10. The multilingual speech method of the character according to claim 9, wherein the behavior expression step includes a voice synthesis step to output the selected spoken words into voices, and a face expression unit to display the faces according to the selected spoken words on the screen.

11. The multilingual speech method of the character according to claim 10, wherein the voice synthesis step extracts consonant and vowel information necessary for producing lip shapes from the spoken words, includes a syntax analysis step to produce time information pronouncing consonants and vowels changing the lip shapes, and a sound source production step to produce sound sources corresponding to the selected spoken words and to output the produced sound sources into the voices, and the face expression step includes a feeling expression step to select face looks corresponding to feeling expression according to the recognized surroundings and to display the selected face looks on the screen, and a speech expression step to select the lip shapes necessary for representing the selected spoken words and to display the selected lip shapes on the screen.

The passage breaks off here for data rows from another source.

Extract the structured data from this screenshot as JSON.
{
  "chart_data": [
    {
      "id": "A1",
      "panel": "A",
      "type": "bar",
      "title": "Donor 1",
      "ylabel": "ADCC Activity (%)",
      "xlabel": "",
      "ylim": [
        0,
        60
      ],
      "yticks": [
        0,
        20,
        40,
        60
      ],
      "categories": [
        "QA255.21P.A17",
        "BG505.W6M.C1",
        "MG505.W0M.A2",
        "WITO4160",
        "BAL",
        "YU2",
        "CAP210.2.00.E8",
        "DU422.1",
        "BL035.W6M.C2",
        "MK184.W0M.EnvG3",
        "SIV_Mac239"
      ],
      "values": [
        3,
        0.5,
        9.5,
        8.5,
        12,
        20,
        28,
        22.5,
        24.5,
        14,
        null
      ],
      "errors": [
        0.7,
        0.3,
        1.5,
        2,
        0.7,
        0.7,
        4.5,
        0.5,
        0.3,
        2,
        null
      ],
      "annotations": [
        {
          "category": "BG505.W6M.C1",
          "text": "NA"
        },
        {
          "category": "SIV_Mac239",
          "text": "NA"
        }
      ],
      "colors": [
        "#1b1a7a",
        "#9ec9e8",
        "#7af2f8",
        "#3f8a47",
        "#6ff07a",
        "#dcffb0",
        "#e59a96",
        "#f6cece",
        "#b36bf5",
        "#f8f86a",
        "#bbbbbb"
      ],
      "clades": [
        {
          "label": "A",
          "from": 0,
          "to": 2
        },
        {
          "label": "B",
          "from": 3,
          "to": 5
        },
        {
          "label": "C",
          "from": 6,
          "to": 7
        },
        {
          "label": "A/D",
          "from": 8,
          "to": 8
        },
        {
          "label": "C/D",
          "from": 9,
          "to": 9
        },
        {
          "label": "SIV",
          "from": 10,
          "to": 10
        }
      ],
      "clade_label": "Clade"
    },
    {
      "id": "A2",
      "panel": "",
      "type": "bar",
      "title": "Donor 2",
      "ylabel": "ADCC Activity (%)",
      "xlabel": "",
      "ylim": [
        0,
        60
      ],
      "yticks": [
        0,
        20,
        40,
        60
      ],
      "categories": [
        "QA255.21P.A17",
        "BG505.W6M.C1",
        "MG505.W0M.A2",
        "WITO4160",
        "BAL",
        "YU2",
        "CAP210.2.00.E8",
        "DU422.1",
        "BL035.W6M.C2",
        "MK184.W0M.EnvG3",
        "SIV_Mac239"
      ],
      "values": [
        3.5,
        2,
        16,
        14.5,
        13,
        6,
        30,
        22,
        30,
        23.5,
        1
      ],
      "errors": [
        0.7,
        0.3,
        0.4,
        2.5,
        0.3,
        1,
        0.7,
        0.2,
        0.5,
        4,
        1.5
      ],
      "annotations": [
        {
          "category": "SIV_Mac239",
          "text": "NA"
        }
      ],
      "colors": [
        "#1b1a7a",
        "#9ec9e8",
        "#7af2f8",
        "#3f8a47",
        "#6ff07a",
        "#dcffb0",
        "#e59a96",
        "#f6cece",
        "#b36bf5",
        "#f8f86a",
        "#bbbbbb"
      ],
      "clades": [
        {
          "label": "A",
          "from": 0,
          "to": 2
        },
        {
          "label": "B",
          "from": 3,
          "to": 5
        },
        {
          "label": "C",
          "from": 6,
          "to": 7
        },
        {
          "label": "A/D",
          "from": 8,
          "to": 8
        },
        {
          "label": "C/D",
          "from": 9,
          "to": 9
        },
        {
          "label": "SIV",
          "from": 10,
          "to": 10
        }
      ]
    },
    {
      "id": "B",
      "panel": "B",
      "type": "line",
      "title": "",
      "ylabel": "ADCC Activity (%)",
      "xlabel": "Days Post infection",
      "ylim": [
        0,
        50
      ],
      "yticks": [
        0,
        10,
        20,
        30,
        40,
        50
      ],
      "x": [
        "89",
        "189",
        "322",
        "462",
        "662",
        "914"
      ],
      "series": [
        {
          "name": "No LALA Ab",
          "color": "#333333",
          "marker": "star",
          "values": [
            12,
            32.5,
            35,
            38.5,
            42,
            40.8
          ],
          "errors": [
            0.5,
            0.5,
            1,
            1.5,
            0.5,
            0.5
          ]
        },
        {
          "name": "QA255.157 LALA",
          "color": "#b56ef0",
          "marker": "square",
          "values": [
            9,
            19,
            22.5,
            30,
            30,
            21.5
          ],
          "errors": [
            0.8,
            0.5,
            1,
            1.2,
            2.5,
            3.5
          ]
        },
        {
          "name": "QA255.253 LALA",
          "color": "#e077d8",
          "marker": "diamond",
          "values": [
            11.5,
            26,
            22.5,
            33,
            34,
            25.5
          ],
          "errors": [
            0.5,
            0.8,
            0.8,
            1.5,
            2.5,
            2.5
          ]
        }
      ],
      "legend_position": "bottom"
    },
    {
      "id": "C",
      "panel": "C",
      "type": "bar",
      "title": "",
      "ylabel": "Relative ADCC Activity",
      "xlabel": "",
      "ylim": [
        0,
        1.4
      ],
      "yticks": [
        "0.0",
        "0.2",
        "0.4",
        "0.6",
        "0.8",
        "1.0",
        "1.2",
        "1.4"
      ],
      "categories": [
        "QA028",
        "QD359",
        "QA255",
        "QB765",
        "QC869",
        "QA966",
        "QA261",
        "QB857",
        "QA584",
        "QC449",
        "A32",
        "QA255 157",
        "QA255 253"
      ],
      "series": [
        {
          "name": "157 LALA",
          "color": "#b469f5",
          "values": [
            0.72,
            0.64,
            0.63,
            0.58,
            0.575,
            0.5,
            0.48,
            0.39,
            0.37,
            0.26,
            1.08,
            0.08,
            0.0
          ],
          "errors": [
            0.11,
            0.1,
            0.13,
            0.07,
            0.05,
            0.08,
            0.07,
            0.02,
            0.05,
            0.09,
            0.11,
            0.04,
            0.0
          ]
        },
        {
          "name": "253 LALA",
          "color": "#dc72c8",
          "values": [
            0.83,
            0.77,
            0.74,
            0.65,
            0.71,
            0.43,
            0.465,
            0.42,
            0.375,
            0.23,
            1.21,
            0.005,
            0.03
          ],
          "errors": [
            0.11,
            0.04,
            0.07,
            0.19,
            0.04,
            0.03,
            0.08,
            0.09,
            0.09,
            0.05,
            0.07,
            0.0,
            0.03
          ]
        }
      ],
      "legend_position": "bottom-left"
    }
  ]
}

12. The multilingual speech method of the character according to claim 11, wherein the sound source production step adds the selected feeling information to the produced sound sources, changes tones thereof, and outputs the changed tones into the voices.

13. The multilingual speech system of the character according to claim 2, wherein the Unicode multilingual database additionally stores language identification information identifying the languages for each nation, and the conversation selection unit selects the spoken words in accordance with the corresponding language by the language identification information.

14. The multilingual speech system of the character according to claim 13, wherein the behavior expression unit includes a voice synthesis unit to output the selected spoken words into voices, and a face expression unit to display the faces according to the selected spoken words on the screen.

15. The multilingual speech system of the character according to claim 14, wherein the voice synthesis unit extracts consonant and vowel information necessary for producing lip shapes from the spoken words, includes a syntax analysis unit to produce time information pronouncing consonants and vowels changing the lip shapes, and a sound source production unit to produce sound sources corresponding to the selected spoken words and to output the produced sound sources into the voices, and the face expression unit includes a feeling expression unit to select face looks corresponding to feeling expression according to the recognized surroundings and to display the selected face looks on the screen, and a speech expression unit to select the lip shapes necessary for representing the selected spoken words and to display the selected lip shapes on the screen.

16. The multilingual speech system of the character according to claim 15, wherein the face expression unit further includes a look database to store the face looks into images, and a lip shape database to store the lip shape into the images.

17. The multilingual speech system of the character according to claim 15, wherein the work processing unit adds the selected feeling information to the produced sound sources, changes tones thereof, and outputs the changed tones into the voices.